# Triple Road Crank Wanted



## broady (3 Mar 2015)

Anyone got a triple that they have buried in the garage/shed?
Much appreciated if anyone can find one


----------



## ColinJ (3 Mar 2015)

I know you are probably looking for very cheap (or free) but if you can afford to spend £90 (or less) you can buy a nice Stronglight triple chainset from Spa Cycles and a Shimano UN55 from Chain Reaction Cycles. I did that when I put a triple on my Cannondale last year and it works beautifully. Looks good too!


----------



## coco69 (3 Mar 2015)

Got an ultegra 6703 170mm length


----------



## Deleted member 23692 (3 Mar 2015)

I've got a circa 2011 Shimano FC-R453 (50x39x30) 170mm cranks complete with Octalink ES-25 BB if your interested. 

They are an 'non-series' OE fitment that sits between Tiagra and Sora. It uses the same chainrings as the Tiagra FC-4503 triple chainset. Very little usage and plenty of life left in the BB and rings




£30 delivered (UK mainland)


----------



## phil_hg_uk (3 Mar 2015)

ColinJ said:


> I know you are probably looking for very cheap (or free) but if you can afford to spend £90 (or less) you can buy a nice Stronglight triple chainset from Spa Cycles and a Shimano UN55 from Chain Reaction Cycles. I did that when I put a triple on my Cannondale last year and it works beautifully. Looks good too!

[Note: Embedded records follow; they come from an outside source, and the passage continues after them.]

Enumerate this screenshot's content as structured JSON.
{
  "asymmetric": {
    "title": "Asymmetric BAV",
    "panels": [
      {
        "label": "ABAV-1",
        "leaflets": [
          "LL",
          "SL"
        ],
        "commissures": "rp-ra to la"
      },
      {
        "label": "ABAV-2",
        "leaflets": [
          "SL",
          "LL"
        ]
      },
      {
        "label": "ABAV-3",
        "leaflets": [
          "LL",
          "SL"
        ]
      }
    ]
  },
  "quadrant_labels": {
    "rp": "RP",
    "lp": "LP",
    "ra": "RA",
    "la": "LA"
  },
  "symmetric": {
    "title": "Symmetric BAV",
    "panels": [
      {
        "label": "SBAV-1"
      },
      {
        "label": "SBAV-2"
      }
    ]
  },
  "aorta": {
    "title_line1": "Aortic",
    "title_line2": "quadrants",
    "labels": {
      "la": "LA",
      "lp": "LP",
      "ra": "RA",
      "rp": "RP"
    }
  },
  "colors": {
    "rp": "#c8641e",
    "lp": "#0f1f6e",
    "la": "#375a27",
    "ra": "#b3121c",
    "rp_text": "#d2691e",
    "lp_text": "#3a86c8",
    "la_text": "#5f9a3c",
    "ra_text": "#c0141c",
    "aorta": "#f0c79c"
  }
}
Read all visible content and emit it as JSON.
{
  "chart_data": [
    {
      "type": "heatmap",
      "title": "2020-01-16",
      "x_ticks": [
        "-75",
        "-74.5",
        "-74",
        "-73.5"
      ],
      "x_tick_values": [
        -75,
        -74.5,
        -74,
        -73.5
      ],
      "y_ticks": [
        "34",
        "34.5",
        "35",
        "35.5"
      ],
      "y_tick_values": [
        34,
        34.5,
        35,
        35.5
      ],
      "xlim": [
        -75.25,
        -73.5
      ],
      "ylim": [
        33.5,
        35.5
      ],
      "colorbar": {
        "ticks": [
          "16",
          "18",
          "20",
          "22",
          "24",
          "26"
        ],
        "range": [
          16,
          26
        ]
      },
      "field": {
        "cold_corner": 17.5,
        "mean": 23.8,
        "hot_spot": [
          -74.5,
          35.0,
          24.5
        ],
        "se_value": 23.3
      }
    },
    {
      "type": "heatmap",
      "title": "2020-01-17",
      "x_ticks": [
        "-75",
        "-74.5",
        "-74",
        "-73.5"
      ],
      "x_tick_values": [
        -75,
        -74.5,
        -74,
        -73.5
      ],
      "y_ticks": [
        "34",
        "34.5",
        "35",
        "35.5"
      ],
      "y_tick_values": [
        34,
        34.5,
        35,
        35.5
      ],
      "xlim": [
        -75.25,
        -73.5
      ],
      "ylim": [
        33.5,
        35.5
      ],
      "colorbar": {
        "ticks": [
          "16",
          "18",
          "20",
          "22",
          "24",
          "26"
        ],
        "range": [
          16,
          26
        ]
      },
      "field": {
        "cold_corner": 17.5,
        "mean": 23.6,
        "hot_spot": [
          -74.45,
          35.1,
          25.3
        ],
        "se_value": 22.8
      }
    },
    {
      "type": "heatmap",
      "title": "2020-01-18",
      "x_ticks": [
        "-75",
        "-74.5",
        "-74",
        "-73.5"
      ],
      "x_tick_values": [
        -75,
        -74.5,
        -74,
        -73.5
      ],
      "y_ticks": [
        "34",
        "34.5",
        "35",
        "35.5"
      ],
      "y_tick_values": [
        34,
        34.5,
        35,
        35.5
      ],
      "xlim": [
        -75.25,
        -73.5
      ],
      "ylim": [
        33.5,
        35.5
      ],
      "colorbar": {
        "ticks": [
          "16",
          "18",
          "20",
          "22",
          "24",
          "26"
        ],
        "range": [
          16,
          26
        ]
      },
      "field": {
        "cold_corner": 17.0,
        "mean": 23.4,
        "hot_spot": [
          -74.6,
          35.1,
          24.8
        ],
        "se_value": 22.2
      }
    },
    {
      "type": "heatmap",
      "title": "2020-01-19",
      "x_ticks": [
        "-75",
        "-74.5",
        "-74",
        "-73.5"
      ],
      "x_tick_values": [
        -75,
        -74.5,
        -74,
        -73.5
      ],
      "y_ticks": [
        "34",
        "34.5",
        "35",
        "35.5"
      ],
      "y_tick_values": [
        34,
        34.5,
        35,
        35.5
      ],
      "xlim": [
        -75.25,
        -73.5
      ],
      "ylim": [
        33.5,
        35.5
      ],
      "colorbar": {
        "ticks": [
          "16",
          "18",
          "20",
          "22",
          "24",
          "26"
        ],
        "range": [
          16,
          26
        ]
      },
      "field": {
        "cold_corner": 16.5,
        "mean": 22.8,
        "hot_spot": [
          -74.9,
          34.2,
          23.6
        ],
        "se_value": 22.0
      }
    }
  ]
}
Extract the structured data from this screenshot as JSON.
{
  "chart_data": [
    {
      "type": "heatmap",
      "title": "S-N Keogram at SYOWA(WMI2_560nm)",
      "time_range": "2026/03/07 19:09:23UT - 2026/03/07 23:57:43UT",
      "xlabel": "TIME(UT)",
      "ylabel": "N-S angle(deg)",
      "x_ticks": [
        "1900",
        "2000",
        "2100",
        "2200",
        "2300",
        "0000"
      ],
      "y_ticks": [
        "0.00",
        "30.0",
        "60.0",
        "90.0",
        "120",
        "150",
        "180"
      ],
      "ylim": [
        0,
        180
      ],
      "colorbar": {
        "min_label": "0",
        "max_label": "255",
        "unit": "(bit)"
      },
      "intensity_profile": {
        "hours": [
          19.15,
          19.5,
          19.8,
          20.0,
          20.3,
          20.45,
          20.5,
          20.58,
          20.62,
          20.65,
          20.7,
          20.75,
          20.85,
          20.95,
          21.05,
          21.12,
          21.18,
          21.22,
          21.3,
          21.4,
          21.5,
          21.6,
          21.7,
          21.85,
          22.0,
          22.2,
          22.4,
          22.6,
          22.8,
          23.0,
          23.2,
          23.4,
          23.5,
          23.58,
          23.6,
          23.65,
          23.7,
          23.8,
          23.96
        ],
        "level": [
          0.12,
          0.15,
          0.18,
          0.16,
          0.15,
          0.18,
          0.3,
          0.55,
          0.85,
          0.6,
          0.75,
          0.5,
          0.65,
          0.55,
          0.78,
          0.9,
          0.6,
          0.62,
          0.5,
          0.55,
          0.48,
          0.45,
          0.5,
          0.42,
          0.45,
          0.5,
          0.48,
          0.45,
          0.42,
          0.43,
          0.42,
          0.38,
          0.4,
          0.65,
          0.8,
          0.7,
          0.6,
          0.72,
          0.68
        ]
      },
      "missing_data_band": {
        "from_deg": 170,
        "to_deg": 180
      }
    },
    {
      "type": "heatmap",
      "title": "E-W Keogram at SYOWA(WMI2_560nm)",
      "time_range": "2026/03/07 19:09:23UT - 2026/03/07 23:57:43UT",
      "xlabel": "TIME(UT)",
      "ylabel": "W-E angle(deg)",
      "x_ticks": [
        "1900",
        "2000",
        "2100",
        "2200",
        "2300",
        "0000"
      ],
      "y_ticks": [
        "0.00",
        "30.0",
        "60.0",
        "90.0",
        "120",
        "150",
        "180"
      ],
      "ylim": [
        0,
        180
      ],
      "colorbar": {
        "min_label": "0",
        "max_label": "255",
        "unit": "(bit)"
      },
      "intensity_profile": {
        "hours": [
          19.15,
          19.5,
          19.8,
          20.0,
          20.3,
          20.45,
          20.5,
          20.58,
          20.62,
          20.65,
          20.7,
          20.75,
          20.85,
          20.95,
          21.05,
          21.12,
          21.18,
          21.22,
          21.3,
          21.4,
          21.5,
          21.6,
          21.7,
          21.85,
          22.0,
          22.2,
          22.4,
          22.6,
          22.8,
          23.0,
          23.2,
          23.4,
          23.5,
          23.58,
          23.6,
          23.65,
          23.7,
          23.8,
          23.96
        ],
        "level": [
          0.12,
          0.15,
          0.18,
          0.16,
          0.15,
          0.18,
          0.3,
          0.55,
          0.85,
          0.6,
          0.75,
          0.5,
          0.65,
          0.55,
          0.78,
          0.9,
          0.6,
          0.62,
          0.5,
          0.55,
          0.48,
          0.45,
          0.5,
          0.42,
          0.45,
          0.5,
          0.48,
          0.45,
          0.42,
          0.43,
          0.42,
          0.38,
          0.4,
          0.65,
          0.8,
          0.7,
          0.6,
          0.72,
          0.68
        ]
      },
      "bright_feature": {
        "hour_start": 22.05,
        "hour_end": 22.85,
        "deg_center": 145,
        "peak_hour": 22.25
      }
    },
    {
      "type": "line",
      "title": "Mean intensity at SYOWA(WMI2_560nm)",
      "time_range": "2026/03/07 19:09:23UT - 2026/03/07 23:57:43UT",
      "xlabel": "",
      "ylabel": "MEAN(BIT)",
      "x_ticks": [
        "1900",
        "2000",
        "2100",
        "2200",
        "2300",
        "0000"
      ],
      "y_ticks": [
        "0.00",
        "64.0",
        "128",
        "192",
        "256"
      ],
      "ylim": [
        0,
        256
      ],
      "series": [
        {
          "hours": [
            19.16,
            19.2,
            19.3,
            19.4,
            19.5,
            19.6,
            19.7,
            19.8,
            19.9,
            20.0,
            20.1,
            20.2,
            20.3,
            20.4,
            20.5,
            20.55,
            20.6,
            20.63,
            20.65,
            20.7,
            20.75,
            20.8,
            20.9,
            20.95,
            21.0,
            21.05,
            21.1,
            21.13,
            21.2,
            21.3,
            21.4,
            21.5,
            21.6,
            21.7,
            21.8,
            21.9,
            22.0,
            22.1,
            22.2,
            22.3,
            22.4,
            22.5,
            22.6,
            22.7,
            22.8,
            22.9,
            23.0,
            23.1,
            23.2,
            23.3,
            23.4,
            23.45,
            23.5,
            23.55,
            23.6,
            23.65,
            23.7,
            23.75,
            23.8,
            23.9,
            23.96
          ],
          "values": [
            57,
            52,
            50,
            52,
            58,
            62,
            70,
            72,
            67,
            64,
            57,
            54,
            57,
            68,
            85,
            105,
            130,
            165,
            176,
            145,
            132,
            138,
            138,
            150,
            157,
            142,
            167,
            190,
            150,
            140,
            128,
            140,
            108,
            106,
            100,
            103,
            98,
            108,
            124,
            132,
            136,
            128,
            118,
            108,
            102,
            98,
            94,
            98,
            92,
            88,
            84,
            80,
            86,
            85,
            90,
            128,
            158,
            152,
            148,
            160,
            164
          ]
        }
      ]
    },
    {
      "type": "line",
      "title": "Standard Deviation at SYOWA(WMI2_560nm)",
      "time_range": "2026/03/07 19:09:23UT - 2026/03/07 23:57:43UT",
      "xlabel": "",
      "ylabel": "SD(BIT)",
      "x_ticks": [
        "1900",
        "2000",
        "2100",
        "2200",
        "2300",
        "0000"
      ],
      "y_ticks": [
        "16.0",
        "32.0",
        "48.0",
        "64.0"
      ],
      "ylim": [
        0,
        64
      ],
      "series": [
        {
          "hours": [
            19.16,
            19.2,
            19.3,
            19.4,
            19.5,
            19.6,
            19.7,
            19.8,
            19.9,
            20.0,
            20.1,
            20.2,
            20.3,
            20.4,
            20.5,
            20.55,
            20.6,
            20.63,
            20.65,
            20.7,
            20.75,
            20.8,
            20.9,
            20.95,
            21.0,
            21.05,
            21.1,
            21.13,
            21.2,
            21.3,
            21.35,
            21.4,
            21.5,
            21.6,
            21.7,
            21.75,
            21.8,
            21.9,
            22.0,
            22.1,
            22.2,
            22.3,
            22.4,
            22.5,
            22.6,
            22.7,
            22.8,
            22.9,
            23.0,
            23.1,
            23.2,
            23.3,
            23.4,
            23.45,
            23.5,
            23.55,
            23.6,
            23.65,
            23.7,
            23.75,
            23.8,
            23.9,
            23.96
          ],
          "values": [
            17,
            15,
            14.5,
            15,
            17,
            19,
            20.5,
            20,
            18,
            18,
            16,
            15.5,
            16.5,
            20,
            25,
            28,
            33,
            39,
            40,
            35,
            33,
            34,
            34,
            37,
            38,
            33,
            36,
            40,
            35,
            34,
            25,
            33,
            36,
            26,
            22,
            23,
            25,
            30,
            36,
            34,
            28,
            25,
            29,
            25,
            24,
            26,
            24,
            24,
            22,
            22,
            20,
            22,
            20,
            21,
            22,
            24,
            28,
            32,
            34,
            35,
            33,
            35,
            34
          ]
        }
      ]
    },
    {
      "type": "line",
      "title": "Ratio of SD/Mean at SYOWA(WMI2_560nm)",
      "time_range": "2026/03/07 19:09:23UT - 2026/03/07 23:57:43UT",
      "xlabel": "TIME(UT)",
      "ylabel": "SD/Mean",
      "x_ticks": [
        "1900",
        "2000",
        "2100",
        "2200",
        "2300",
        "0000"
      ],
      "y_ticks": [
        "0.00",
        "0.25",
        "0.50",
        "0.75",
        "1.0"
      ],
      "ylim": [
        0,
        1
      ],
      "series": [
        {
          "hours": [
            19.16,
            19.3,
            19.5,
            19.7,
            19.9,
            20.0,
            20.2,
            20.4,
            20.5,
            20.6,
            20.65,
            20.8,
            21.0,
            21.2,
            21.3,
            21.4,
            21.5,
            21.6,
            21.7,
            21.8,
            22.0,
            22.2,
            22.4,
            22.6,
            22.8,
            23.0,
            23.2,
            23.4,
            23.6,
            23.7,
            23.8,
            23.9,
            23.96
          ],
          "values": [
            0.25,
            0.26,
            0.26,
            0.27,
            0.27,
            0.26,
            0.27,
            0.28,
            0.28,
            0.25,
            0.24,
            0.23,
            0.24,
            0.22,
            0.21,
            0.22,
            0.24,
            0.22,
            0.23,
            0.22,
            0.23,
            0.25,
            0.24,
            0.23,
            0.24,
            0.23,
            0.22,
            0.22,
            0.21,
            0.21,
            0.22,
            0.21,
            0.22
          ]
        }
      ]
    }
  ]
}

I only paid £75.39 for my 105 Triple chainset from ribble last month.


----------



## ColinJ (3 Mar 2015)

phil_hg_uk said:


> I only paid £75.39 for my 105 Triple chainset from ribble last month.


I was allowing extra for the bottom bracket - the chainset itself was £75.

Spa are currently doing this triple chainset for £35 but crank bolts and bottom bracket would have to be added to that. Ffoeg's offer sounds very good!


----------



## broady (4 Mar 2015)

@Ffoeg 
I've never had the octolink ones before. Just the square taper ones and the hollowtech ones.
What size is the bb on it? And what thread?


----------



## Deleted member 23692 (4 Mar 2015)

@broady it's a pretty much standard 68mm with an English thread.


----------



## broady (15 Mar 2015)

@Ffoeg 
Pm sent


----------



## broady (18 Mar 2015)

Received today and hoping to fit tonight and then try it on Thursday 
Thanks @Ffoeg


----------



## Deleted member 23692 (18 Mar 2015)

Glad it arrived OK

Happy fettling


----------